I'm doing something simple, but after an error I ran into some "unsimple" trouble. This probably has to do with the fact that I'm a mathematican and not coder, thus bad coding praxis.
What I want to do: I have a data frame with 122 489 rows and 6 columns, where one of the columns named 'Image FS'
contains URL's to images that I want to download and save at a particular location locally. Essentially I want to download and save 122 489 (4K) images that will later be used for a recommendation system. I used urllib.request
and the code below, which worked flawlessly.
import urllib.request
import pandas as pd
import time
urlList = pd.read_csv('C:/Users/.../imageFS_20220414.csv',
encoding = 'unicode_escape', engine ='python')
tic = time.perf_counter()
counter = 0
for url in urlList['Image FS']:
file_name = url.split('/')[-1]
#print("Downloading file: %s"%file_name)
opener = urllib.request.build_opener()
opener.addheaders = [('User-agent', 'Mozilla/5.0')]
urllib.request.install_opener(opener)
imgURL = url
storage_location = "E:/Test/"+file_name+".PNG"
urllib.request.urlretrieve(imgURL, storage_location)
counter = counter + 1
toc = time.perf_counter()
print("-----------------------------------------------------------------------")

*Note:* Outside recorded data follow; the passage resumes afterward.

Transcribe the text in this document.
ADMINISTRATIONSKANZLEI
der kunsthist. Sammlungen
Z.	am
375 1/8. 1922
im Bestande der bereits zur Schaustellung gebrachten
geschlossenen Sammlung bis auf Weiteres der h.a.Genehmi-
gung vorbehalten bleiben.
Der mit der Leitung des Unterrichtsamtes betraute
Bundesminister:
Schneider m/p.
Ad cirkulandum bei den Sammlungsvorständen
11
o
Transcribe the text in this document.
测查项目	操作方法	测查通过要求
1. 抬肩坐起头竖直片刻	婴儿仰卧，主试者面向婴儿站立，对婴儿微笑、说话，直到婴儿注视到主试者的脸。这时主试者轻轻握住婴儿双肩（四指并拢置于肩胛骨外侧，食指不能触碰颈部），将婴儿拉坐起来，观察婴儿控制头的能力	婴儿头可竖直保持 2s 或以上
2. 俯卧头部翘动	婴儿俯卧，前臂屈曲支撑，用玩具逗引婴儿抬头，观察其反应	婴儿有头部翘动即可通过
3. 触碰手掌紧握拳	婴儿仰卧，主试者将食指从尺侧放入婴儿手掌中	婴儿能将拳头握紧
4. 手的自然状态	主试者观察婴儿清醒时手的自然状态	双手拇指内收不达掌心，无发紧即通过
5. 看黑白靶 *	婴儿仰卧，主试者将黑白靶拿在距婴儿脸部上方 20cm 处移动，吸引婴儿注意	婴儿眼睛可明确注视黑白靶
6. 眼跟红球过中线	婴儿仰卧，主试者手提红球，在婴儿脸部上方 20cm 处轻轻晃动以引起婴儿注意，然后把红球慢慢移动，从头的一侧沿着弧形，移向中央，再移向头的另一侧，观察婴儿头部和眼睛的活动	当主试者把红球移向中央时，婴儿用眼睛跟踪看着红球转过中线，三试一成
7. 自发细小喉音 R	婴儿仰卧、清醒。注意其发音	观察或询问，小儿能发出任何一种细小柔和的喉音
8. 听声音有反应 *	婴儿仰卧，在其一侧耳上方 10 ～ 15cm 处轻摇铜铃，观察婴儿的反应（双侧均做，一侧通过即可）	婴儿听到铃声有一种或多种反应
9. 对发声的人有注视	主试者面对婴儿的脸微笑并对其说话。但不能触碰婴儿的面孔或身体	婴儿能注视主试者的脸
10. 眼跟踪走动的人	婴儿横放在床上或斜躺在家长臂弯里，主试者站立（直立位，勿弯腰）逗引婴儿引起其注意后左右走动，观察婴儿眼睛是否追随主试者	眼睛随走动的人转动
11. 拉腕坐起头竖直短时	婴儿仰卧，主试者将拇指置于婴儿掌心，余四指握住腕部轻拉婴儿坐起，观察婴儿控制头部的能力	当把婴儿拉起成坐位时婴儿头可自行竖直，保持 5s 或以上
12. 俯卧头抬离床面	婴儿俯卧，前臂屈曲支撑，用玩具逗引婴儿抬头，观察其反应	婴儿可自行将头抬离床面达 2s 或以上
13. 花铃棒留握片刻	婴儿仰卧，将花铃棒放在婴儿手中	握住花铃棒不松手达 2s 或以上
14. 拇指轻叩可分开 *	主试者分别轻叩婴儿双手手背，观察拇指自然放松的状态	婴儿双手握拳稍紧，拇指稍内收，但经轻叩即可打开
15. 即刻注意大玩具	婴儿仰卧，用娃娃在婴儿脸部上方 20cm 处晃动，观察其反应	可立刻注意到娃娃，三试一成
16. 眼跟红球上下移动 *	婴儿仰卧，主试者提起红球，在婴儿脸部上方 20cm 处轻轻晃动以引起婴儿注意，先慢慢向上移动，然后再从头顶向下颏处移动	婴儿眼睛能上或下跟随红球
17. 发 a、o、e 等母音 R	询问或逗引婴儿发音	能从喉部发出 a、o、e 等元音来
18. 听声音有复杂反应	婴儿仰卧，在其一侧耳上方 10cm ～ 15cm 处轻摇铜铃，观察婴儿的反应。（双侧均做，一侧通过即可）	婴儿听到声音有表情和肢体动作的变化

print(f"Downloaded {counter} images in {(toc - tic)/60:0.4f} minutes.")
Here is the kicker: After about 2 days of running and completion of roughly 68 000 images I got the following error HTTPError: Internal Server Error
and the program stopped. I assume this error happened because of a temporary disturbance in the website or something like that.
Needless to say, I did want to re-download all the 68 000 images, in the for loop but only what's left to download. I simply started where the program stopped by putting urlList['Image FS'][68000:]
in the for loop and letting it run again. The script finished but when I look in the folder where all the images are saved, there are "only" 101 610 images.
My guess here is that one can't simply "start where it left" like I have done by passing in the next index.
Questions:
- Was there a way to prevent this from happening using a try/catch block somehow? To tell the program if a server error happens, don't stop but wait 5 minutes and try again or just skip the iteration that is broken, if such an iteration exists?
- Now I need to download the remaining ~ 21 000 images. How can I do this without having to restart the entire program and wait for 4 days? I assume I need to identify which images are downloaded by a check: if image exists in downloaded folder, skip to next URL, else download.
Any advice that can help me save as much time as possible or teach me how to avoid problems like these in the future are greatly appreciated.